NEW
YORK - When India ran against Japan for a
non-permanent seat on the 15-member United Nations
Security Council back in October 1996, it suffered
a humiliating defeat. The vote was a whopping 142
for Japan and a measly 40 for India in a General
Assembly of 191 member states. By UN standards, it
was a monumental political disaster.
India
partially redeemed itself when it was recently
elected to the new Human Rights Council with the
highest number of votes for the Asian slate of
candidates: 173, compared with Bangladesh's 160,
Pakistan's 149 and Sri Lanka's 123. Now it is
looking to make an even greater comeback, the
election of an Indian to succeed Kofi Annan as
secretary general.
It is widely expected
that the job will go to an Asian this term. So
far,
the three declared Asian candidates are Ambassador
Jayantha Dhanapala of Sri Lanka, Thailand's Deputy
Prime Minister Surakiart Sathirathai, and South
Korean Foreign Minister Ban Ki-moon.
Japan
remains tight-lipped. But not surprisingly, the
Indian government wass expected to announce in New
Delhi on Thursday that it will support Shashi
Tharoor, UN under secretary general for
communications and public information, as its
candidate. The job falls vacant on December 31
when incumbent Kofi Annan leaves after his
two-term, 10-year tenure in office.
India's interest could trigger a riposte
from its long-standing political rival and
neighbor: Pakistan. According to one political
source, the Pakistani government may well nominate
its own candidate merely to irritate the Indians.
Tharoor, the highest-ranking Indian in the
world body, has worked in the UN bureaucracy since
1978, has a PhD from the Fletcher School of Law
and Diplomacy at Tufts University in the United
States, and is author of several novels, including
a political satire titled The Great Indian
Novel.
According to a time-honored
tradition but not specified in the UN Charter, the
job of secretary general should not be held by any
country with a permanent seat on the Security
Council or from the world's other major political
or economic powers, thereby ruling out countries
such as the United States, Japan, India, China,
Germany, France, Russia and the United Kingdom.
Both India and Japan desire to achieve
permanent status on the Security Council, and
India's recent elevation to the Human Rights
Council was seen as a step in that direction. But
expansion of the council to include more permanent
members is moribund, so there is little reason to
hold back on the top job.
As a consequence
of this unwritten rule, former incumbents have
come from smaller states: Norway (Trygve Lie),
Sweden (Dag Hammarskjold), Burma (U Thant),
Austria (Kurt Waldheim), Peru (Javier Perez de
Cuellar), Egypt (Boutros Boutros-Ghali) and Ghana
(Annan). But that tradition can be broken because
it is not cast in stone.
The 15-member
Security Council traditionally recommends one name
that is usually approved by the 191-member General
Assembly.
Last month, former ambassador T
P Sreenivasan, who has served both in New York and
Washington, laid out a possible scenario, perhaps
reflecting the then-unannounced views of the upper
echelons of the Indian Foreign Service. He singled
out Tharoor as a possible candidate.
"The
dilemma for India is not about finding a suitable
candidate to put forward," wrote Sreenivasan. "It
is about the incompatibility between seeking a
candidature and aspiring to become a permanent
member [of the Security Council]. But since that
does not seem to be in the realm of possibility,"

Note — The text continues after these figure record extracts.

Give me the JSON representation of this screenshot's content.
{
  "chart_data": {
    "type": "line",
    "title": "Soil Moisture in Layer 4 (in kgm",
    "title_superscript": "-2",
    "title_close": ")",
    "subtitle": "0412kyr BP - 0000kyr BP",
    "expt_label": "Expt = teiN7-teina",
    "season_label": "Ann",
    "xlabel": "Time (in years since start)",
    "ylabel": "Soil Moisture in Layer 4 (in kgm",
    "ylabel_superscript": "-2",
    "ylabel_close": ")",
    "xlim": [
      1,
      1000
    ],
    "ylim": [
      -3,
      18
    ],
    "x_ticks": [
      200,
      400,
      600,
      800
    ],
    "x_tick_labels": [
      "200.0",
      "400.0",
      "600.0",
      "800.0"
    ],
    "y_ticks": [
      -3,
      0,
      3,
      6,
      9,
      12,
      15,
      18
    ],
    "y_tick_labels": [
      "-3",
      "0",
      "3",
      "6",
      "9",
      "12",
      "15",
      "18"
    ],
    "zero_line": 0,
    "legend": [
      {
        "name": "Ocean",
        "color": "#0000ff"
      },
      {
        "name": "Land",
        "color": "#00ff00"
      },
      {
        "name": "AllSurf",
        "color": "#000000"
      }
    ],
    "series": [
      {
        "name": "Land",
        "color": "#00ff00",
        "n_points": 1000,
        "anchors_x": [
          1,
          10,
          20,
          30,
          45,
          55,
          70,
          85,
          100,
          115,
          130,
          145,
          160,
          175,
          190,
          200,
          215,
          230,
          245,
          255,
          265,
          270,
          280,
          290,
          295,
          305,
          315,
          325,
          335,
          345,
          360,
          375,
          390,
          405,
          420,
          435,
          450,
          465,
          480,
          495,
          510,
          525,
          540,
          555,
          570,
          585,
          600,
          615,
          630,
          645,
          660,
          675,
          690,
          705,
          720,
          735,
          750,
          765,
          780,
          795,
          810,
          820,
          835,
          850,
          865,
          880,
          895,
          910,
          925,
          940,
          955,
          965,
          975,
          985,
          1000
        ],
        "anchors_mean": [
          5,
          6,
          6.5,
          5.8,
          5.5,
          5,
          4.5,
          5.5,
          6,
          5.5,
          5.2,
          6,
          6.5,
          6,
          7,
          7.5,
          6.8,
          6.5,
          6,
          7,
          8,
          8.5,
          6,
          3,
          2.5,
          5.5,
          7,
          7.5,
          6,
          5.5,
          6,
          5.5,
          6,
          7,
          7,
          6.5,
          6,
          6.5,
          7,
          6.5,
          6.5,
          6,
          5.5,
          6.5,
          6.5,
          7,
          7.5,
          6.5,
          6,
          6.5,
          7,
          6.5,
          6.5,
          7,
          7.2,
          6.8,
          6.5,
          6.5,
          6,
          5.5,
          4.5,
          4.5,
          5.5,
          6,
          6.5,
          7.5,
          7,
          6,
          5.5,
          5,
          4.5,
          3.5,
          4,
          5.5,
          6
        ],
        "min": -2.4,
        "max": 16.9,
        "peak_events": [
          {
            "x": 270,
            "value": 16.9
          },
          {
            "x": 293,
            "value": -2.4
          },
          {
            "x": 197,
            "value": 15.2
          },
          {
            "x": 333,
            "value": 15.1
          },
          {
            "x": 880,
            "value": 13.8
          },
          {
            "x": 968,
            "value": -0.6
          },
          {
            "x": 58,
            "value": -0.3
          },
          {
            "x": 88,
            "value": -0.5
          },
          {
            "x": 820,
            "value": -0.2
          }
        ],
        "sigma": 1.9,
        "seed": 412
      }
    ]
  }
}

argued Sreenivasan, "we should not give up the
option of putting up a candidate for the post of
secretary general."
Since India has been
cozying up to Washington with its nuclear deal -
and, more important, with its open criticism of
Iran's nuclear ambitions - "the US is not likely
to veto an Indian", Sreenivasan predicted.
But the unknown factor is the Chinese
veto. Although China has continuously reaffirmed
its support for an Asian as the next UN chief, it
may have second thoughts about an Indian secretary
general, particularly when Washington is
strengthening its relationship with India as a
political and military counterweight to Beijing.
There is no love lost between India and China.
A single veto can doom any candidacy. When
Boutros-Ghali ran for a second term in late 1996,
he lost the election despite the fact that he got
14 out of 15 votes in the Security Council. The
single veto by the United States killed his
chances of continuing as secretary general.